United States District Court, W.D. Michigan, Southern Division

June 28, 2018

JAMES PAUL ZACHARKO II, Petitioner,
v.
SHIRLEE HARRY, Respondent.

          OPINION AND ORDER ADOPTING REPORT AND RECOMMENDATION

          GORDON J. QUIST UNITED STATES DISTRICT JUDGE

         This is a habeas corpus action brought by James Paul Zacharko II under 28 U.S.C. § 2254. Zacharko filed his petition on June 2, 2017. (ECF No. 1.) Zacharko raised five grounds for relief:

1) The trial court improperly limited the testimony of defense expert Dr. Okla.
2) Prosecution expert Dr. Henry was allowed to give improper testimony, defense counsel acted ineffectively.
3) Due process was violated where the verdict form did not identify specific occurrences with which Zacharko was being charged, lack of unanimous verdict, and ineffective assistance of counsel.
4) Ineffective assistance of counsel regarding fingerprint evidence.
5) Improper character evidence presented of Zacharko's drug use and past criminal record, ineffective assistance of counsel.

         On May 10, 2018, Magistrate Judge Ray Kent issued a 40-page Report and Recommendation (R & R) in which he found that the five grounds for relief were meritless and recommended that the Court deny Zacharko's petition and deny Zacharko a certificate of appealability. (ECF No. 10.) On May 22, 2018, Zacharko objected to the R & R's recommendations and the denial of a certificate of appealability. (ECF No. 11.)

         Under Federal Rule of Civil Procedure 72(b), a party “may serve and file specific written objections” to the R & R, and the Court is to consider any proper objection.
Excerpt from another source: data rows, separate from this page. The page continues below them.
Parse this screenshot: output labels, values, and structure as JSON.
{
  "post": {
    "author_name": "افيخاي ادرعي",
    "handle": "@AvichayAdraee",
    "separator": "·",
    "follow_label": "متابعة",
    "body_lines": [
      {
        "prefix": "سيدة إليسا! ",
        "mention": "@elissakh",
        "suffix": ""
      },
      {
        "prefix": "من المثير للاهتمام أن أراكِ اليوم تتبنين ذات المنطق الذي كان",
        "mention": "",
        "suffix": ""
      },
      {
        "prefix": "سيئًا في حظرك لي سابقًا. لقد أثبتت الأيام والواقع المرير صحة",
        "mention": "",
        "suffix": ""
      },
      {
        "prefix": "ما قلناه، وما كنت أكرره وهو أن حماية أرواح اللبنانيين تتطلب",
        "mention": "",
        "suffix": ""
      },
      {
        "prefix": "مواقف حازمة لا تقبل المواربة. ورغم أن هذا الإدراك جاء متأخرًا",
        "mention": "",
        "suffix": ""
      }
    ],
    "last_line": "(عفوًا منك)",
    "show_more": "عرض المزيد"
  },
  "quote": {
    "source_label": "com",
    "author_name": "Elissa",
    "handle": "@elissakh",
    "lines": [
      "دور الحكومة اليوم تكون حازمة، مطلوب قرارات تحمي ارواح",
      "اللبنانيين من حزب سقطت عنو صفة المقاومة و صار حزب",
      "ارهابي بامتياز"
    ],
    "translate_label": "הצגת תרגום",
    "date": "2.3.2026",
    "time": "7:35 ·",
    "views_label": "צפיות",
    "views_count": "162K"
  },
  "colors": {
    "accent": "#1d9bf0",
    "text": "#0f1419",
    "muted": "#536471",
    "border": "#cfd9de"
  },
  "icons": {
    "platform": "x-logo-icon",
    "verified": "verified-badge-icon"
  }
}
Local Rule 72.3(b) likewise requires that written objections “shall specifically identify the portions” of the R & R to which a party objects. Under 28 U.S.C. § 636(b), upon receiving objections to a report and recommendation, the district judge “shall make a de novo determination of those portions of the report or specified proposed findings or recommendations to which objection is made.” After conducting a de novo review of the R & R, Zacharko's objections, and the pertinent portions of the record, the Court concludes that the R & R should be adopted.

         I)Testimony of Defense Expert Dr. Katherine Okla

         Zacharko argues that the magistrate judge overlooked his constitutional arguments- regarding Dr. Okla's excluded testimony as to forensic interviews or suggestibility-and not just state law claims. Zacharko cites, among others, Washington v. Texas, 388 U.S. 14, 19, 87 S.Ct. 1920, 1923 (1967), which held that an accused “has the right to present his own witnesses to establish a defense. This right is a fundamental element of due process law.” (ECF No. 11 at PageID.2002.) The Supreme Court has “found the exclusion of evidence to be unconstitutionally arbitrary or disproportionate only where it has infringed upon a weighty interest of the accused.” United States v. Scheffer, 523 U.S. 303, 308, 118 S.Ct. 1261, 1264 (1998). In regards to compulsory process guaranteed by the Sixth Amendment, the Supreme Court held that a criminal defendant “must at least make some plausible showing of how [the testimony of witnesses] would have been both material and favorable to his defense.” United States v. Valenzuela-Bernal, 458 U.S. 858, 867, 102 S.Ct. 3440, 3446 (1982). “[T]he omission [of evidence] must be evaluated in the context of the entire record.” Id. at 874 n.10, 102 S.Ct. at 3450 n.10 (first alteration in original) (quoting United States v. Agurs, 427 U.S. 97, 112-113, 96 S.Ct. 2392, 2402 (1976)). A trial court “may not apply a rule of evidence that permits a witness to take the stand but arbitrarily excludes material portions of [her] testimony.” Rock v. Arkansas, 483 U.S. 44, 55, 107 S.Ct. 2704, 2711 (1987).

         Zacharko argues that his proposed expert, Dr. Katherine Okla's excluded testimony would have cast the victim's prior statements into doubt by bringing alternative hypotheses before the jury, and Zacharko objects that the prosecution's expert was able to testify regarding the reliability of the victim. The exclusion of portions of Dr. Okla's testimony, according to Zacharko, was not harmless error and was against Zacharko's constitutional rights.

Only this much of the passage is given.